As they turned the corner, the glass double doors to the gardens opened, emitting a procession of white-robed Order priestesses.
Most of them had left by now. After the midnight vigils, when it became clear the Kings weren’t returning, the priestesses who’d traveled to see Red’s sacrifice departed, back to their own less revered Temples. Neve had seen them file out of the Shrine that morning, after she’d woken from scant hours of broken sleep, the remnants of scarlet candles in their hands as the sun blushed the sky.
The vigil stopped at sunrise and it was now well past noon, but this group of priestesses had the dark-circled eyes of people just released from prayer. There weren’t many of them, fewer than twenty arranged in double lines. At their front, a tall, thin woman with ember-colored hair.
The priestess from last night. Her odd branch-shard necklace was nowhere to be seen.

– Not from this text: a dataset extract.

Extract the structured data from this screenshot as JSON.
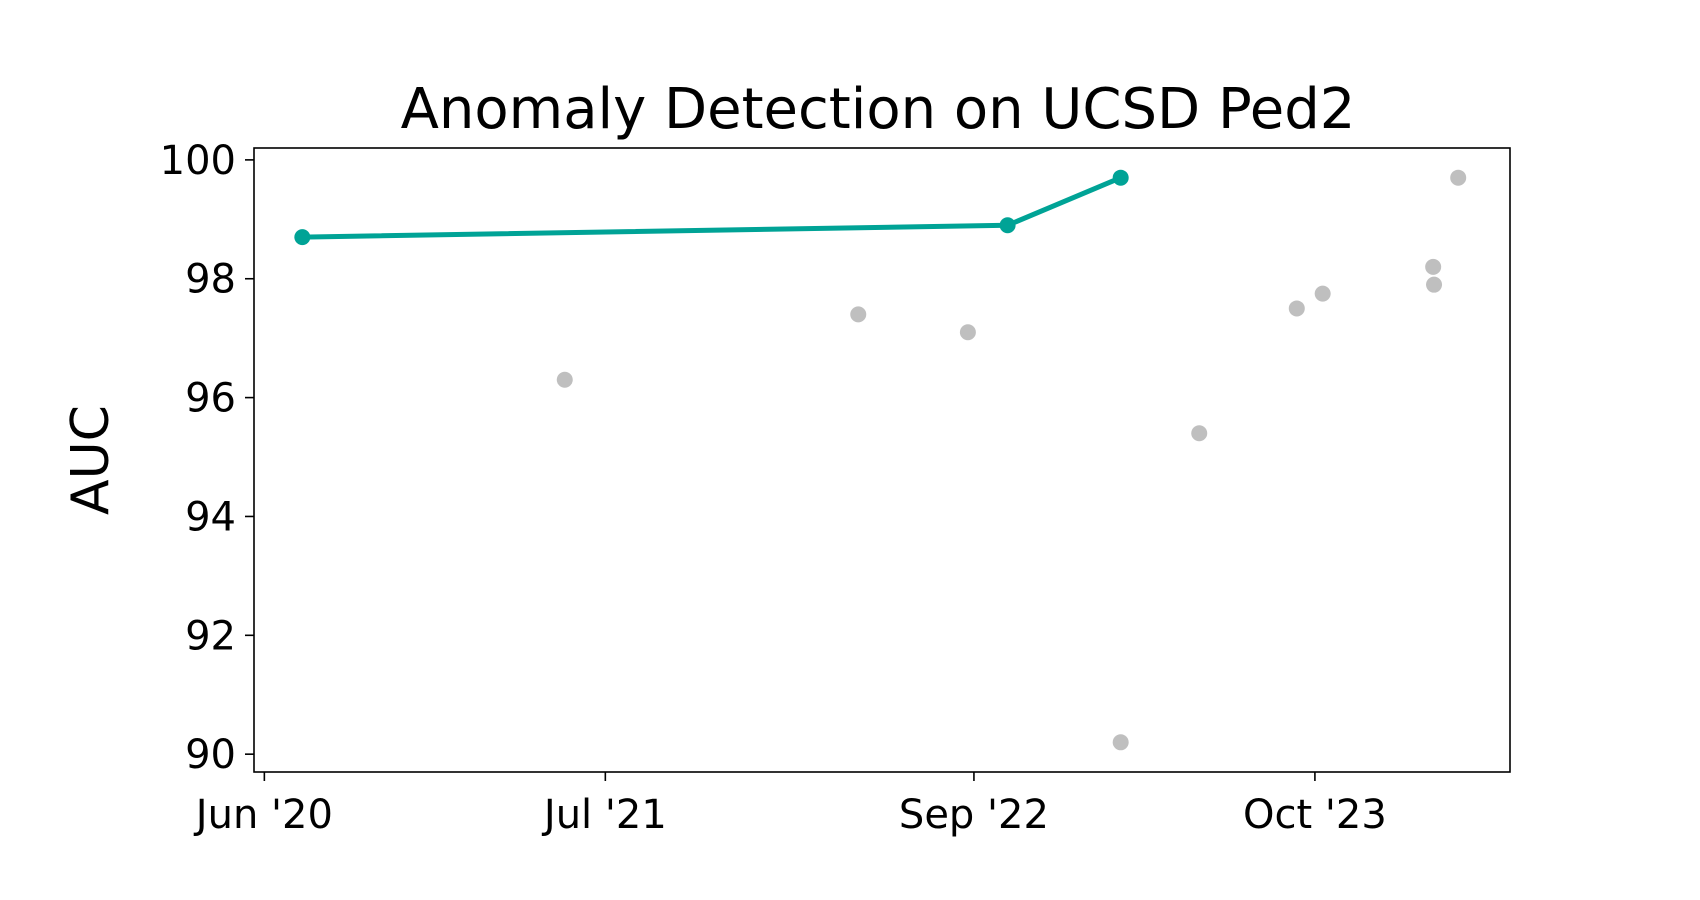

Neve didn’t recognize all the faces with her— some of them didn’t hail from Valleyda, must’ve stayed behind when the rest of their sisters departed. The fact made a vague, unformed disquiet coil in her chest.
The red-haired priestess’s eyes flickered over her, but she showed no sign of recognition. Instead she turned and spoke with one of the other sisters behind her, too low for Neve to hear, before walking away down a different branching corridor.
Relief made her stomach swoop, though she wasn’t quite sure why. Still, Neve frowned after the redhead. The only thing down that hallway was another door into the gardens, and hadn’t she just come from there?
The rest of the priestesses walked slowly past them, and Neve moved on instinct. She grabbed the closest one’s arm in a grip tight enough to bruise.
“Neve,” Raffe whispered.
To her credit, the priestess showed no emotion other than a widening of her eyes. “Highness?”
“What were you doing out there?” Neve had no patience for pleasantries, not today. “The vigils are over. Clearly, the Kings aren’t returning.”
Halfway to blasphemy, but again, all she got was a slight widening of eyes. “The official vigils are over, yes,” the priestess conceded. “But a small number of us have kept up our prayers.”
“Why?” It was nearly a snarl. “Why keep praying to something that doesn’t hear you? Your gods aren’t coming back.”
Oh, she was fully heretical now, but Neve couldn’t bring herself to care. Beside her, Raffe stood rock-still.
The priestess smiled mildly, as if the First Daughter of Valleyda wasn’t seconds from clapping hands around her throat. “Perhaps not. The Wilderwood holds them fast.” A pause. “Help may be required for it to let them go.”